By 15. March 2007August 2nd, 2018No Comments

The participants of the 34th AAAS conference explored the topic “American Studies in Austria.” The event took place on October 22-25, 2007, at the Exerzitienhaus der Barmherzigen Schwestern in Graz. It was organized by Hanna Wallinger and Dorothea Steiner from the University of Salzburg.

The idea is to engage in intensive self-reflexion about our dealing with the field of American Studies in our research and teaching.
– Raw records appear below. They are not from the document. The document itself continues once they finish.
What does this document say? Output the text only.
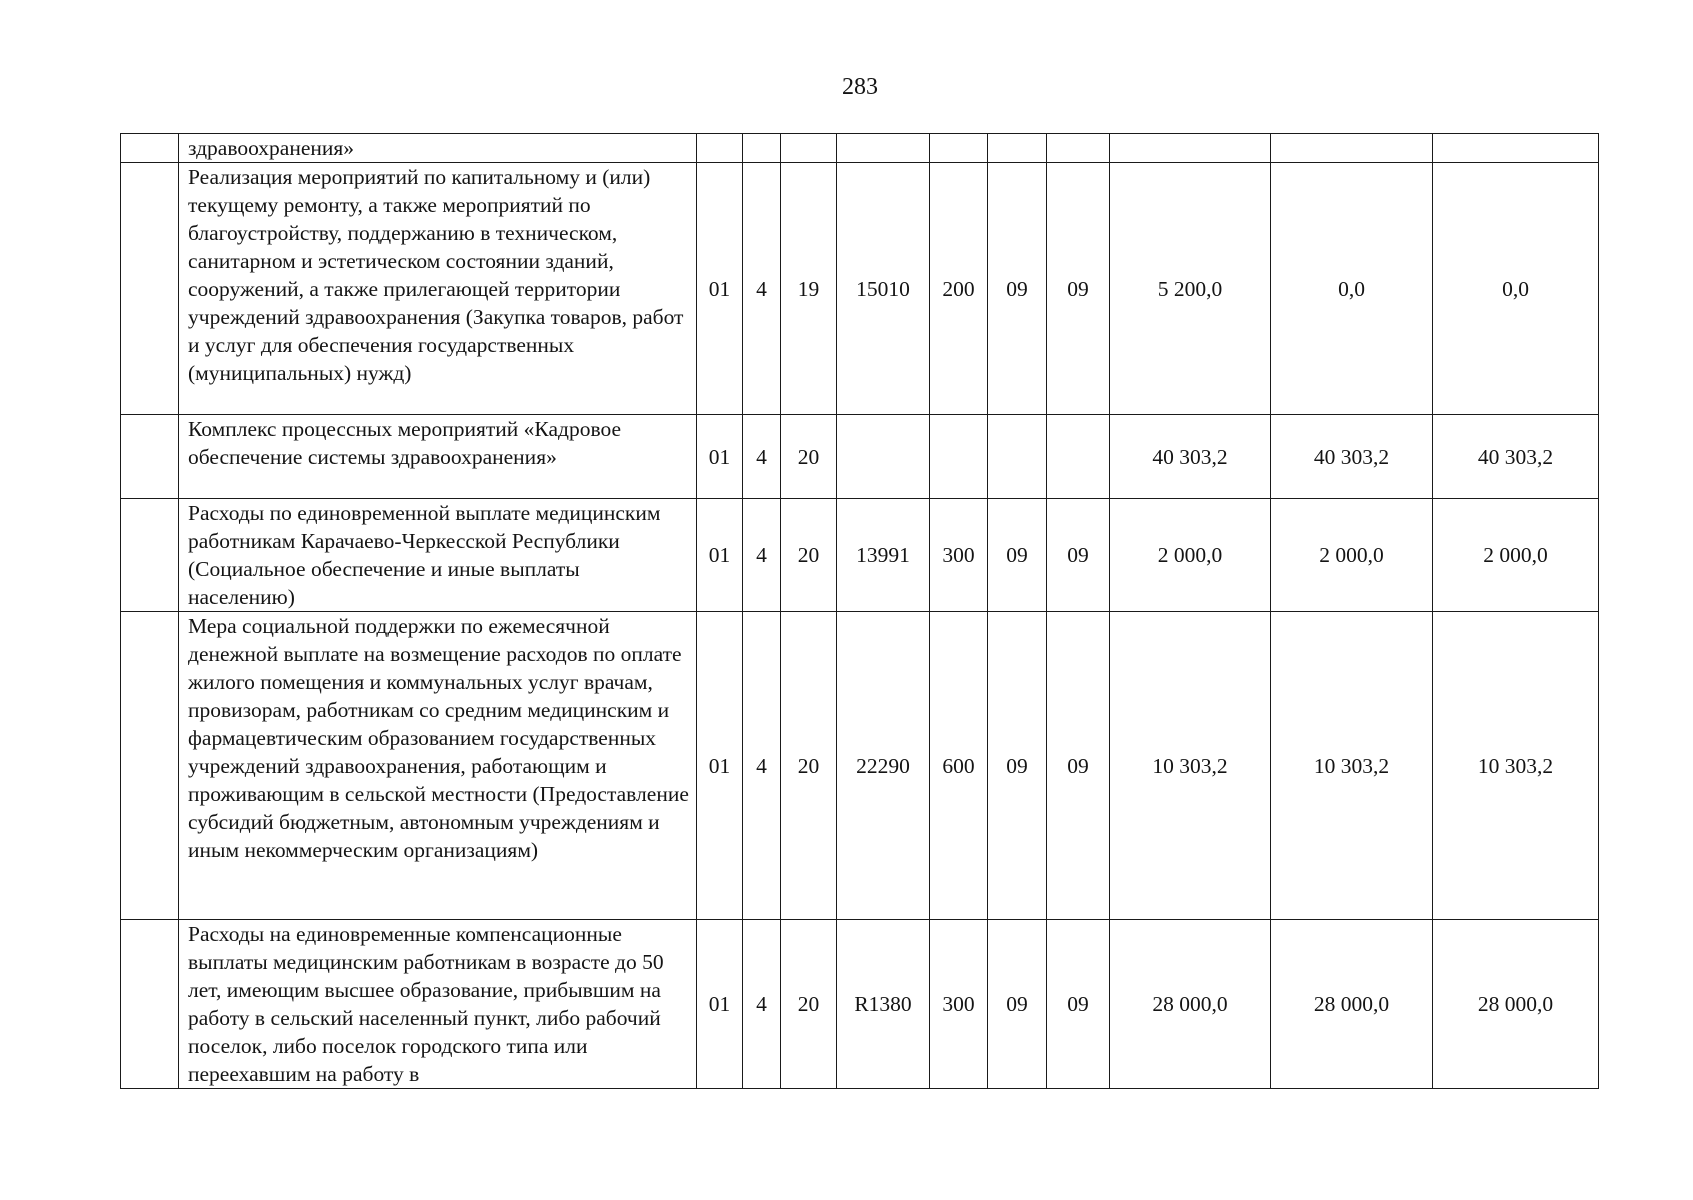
283
	здравоохранения»										
	Реализация мероприятий по капитальному и (или) текущему ремонту, а также мероприятий по благоустройству, поддержанию в техническом, санитарном и эстетическом состоянии зданий, сооружений, а также прилегающей территории учреждений здравоохранения (Закупка товаров, работ и услуг для обеспечения государственных (муниципальных) нужд)	01	4	19	15010	200	09	09	5 200,0	0,0	0,0
	Комплекс процессных мероприятий «Кадровое обеспечение системы здравоохранения»	01	4	20					40 303,2	40 303,2	40 303,2
	Расходы по единовременной выплате медицинским работникам Карачаево-Черкесской Республики (Социальное обеспечение и иные выплаты населению)	01	4	20	13991	300	09	09	2 000,0	2 000,0	2 000,0
	Мера социальной поддержки по ежемесячной денежной выплате на возмещение расходов по оплате жилого помещения и коммунальных услуг врачам, провизорам, работникам со средним медицинским и фармацевтическим образованием государственных учреждений здравоохранения, работающим и проживающим в сельской местности (Предоставление субсидий бюджетным, автономным учреждениям и иным некоммерческим организациям)	01	4	20	22290	600	09	09	10 303,2	10 303,2	10 303,2
	Расходы на единовременные компенсационные выплаты медицинским работникам в возрасте до 50 лет, имеющим высшее образование, прибывшим на работу в сельский населенный пункт, либо рабочий поселок, либо поселок городского типа или переехавшим на работу в	01	4	20	R1380	300	09	09	28 000,0	28 000,0	28 000,0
The state-of-the-art, as viewed and practiced in European American Studies and in our national academic framework.

Working Panels:

  • Teaching ‘American Studies’ in English and American Studies Departments: Literature and Cultural Studies
    Structural questions: proportion, cooperation and competition with English Literature and British Studies; what is our claim to the New Literatures? the place of American literature in Introductions to the Study of Literature; do we teach American Civilization or North American Civilization? what are the basics that we teach? what textbooks do we use? the status of anthologies: surveys (Norton/Heath; Breidlid), special areas; status of Reading Lists.
  • Teaching within / against departmental constraints
    How much AS can be offered – in History, Geography, Political Science, Philosophy, Ethnology, Economics, Translation Studies, Communication, Media Studies, etc.? What are the possibilities for cooperation with Amerikanistik in the different universities?
  • The place of American English in English Departments and in schools
    How much? how organized? Is it part of a departmental policy? What do Am. lectors offer?
  • Amerikanistik im Studienplan: B.A. English / American Studies
    Literary Studies, Reading List, Cultural Studies; American English, Linguistics, Gender Studies, Media Studies, Fachdidaktik
  • American Studies as / and Postcolonial Studies:
    (Shall we leave the anglophone world to British Studies? the possibilities of comparative studies, transatlantic (incl. Africa), intra-North American Studies: the Canadian component, Chicano/a); the chances and limits of a global engagement; what ‘area studies’ make the most sense – the Caribbean, the Americas?